Zombie the latest album from the Resolven Wales outfit, (their fourth in twenty years) , does all it can to live up to this billing. This is utterly old school Rock and Roll, from start to finish, drawing on Beatles, Beach Boys, Byrds, Burrito Brothers, Badfinger and Big Star in equal helpings and coming up trumps song after song. There only a couple on its thirteen track running list that I wasn't keen on and I can certainly forgive them those.

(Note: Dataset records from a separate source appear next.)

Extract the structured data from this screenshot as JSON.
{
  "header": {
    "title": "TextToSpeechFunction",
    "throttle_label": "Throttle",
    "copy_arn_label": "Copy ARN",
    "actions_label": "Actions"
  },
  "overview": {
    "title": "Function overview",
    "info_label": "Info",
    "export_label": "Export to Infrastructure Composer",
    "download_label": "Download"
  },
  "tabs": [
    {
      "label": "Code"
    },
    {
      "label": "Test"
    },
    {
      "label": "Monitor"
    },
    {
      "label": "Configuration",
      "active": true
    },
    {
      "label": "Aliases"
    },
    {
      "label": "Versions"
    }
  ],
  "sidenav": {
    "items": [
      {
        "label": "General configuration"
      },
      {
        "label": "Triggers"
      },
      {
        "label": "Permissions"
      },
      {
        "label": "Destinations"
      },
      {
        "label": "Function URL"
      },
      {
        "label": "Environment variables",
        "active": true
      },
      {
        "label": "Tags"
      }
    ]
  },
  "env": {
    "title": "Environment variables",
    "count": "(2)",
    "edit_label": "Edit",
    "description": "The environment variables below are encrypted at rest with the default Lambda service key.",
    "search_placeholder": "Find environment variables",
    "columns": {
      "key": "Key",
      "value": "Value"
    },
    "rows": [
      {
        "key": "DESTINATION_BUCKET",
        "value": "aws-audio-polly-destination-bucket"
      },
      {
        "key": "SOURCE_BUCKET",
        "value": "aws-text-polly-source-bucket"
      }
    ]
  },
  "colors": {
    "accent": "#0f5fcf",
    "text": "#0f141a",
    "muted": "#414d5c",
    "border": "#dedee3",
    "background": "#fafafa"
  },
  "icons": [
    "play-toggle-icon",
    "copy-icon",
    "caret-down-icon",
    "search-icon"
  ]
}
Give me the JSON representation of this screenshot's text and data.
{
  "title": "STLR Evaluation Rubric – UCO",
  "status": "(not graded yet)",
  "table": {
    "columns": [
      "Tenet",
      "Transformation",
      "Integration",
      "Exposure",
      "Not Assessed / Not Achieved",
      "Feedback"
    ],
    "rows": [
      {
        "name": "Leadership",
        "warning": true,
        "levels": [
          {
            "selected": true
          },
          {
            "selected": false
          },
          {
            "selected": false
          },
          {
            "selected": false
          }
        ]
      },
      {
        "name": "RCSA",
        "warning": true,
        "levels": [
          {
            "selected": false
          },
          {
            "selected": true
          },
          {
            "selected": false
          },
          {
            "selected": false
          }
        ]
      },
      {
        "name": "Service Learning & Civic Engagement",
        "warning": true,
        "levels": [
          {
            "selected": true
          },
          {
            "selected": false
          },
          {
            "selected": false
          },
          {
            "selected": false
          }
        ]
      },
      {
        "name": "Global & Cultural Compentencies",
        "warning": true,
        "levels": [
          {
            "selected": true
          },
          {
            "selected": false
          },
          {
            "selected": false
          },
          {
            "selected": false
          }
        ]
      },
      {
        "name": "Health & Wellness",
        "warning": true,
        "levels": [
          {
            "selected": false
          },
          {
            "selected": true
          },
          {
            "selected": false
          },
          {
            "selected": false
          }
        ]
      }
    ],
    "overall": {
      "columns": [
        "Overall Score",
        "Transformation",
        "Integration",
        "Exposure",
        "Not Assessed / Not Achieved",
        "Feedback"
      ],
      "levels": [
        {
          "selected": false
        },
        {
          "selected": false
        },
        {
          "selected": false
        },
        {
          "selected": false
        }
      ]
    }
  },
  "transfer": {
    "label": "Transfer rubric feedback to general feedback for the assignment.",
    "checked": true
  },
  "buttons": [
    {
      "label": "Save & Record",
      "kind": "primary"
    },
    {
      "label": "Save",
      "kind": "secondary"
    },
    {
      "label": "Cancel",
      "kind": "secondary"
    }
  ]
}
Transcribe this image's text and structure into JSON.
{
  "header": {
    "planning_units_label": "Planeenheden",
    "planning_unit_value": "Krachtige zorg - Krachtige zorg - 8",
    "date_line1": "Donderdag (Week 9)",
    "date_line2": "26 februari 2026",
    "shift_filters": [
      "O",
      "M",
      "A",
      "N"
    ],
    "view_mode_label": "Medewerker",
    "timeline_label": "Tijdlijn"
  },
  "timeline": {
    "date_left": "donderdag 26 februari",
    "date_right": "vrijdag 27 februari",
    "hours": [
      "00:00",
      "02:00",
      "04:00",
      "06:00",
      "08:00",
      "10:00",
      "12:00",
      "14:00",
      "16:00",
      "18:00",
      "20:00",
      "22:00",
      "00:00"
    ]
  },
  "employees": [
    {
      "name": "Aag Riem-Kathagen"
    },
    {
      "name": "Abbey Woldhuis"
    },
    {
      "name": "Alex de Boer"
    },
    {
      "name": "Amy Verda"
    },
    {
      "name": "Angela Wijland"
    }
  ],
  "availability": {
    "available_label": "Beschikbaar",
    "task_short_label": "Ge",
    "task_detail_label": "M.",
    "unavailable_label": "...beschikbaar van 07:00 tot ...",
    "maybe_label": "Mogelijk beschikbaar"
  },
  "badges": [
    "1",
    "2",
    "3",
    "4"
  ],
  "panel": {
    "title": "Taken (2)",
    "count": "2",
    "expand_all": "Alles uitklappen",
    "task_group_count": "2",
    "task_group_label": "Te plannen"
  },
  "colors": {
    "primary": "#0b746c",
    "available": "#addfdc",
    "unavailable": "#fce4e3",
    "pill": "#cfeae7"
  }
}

It's interesting listening to a record that is so definitively rooted in the past as this one. It simply doesn't bother to recast its influences in any respect whatsoever. This is an album that could have come out pretty much any year between 1965 and 1972 yet it's being released in mid 2020.
It would be easy to be dismiss this if the songs weren't almost all so uniformly excellent. You've heard them all before, if you've ever treasured an album from any of the artists listed above. But then again of course you haven't heard them before at all.
Like Teenage Fanclub, Super Furry Animals, The Coral and The Allah Las before them El Goodo make Rock and Roll excavation sound like one of the best ideas there's ever been. I've just listened through to Zombie from start to finish and it's set me up wonderfully for a lazy, laidback Sunday afternoon. It's a glorious record.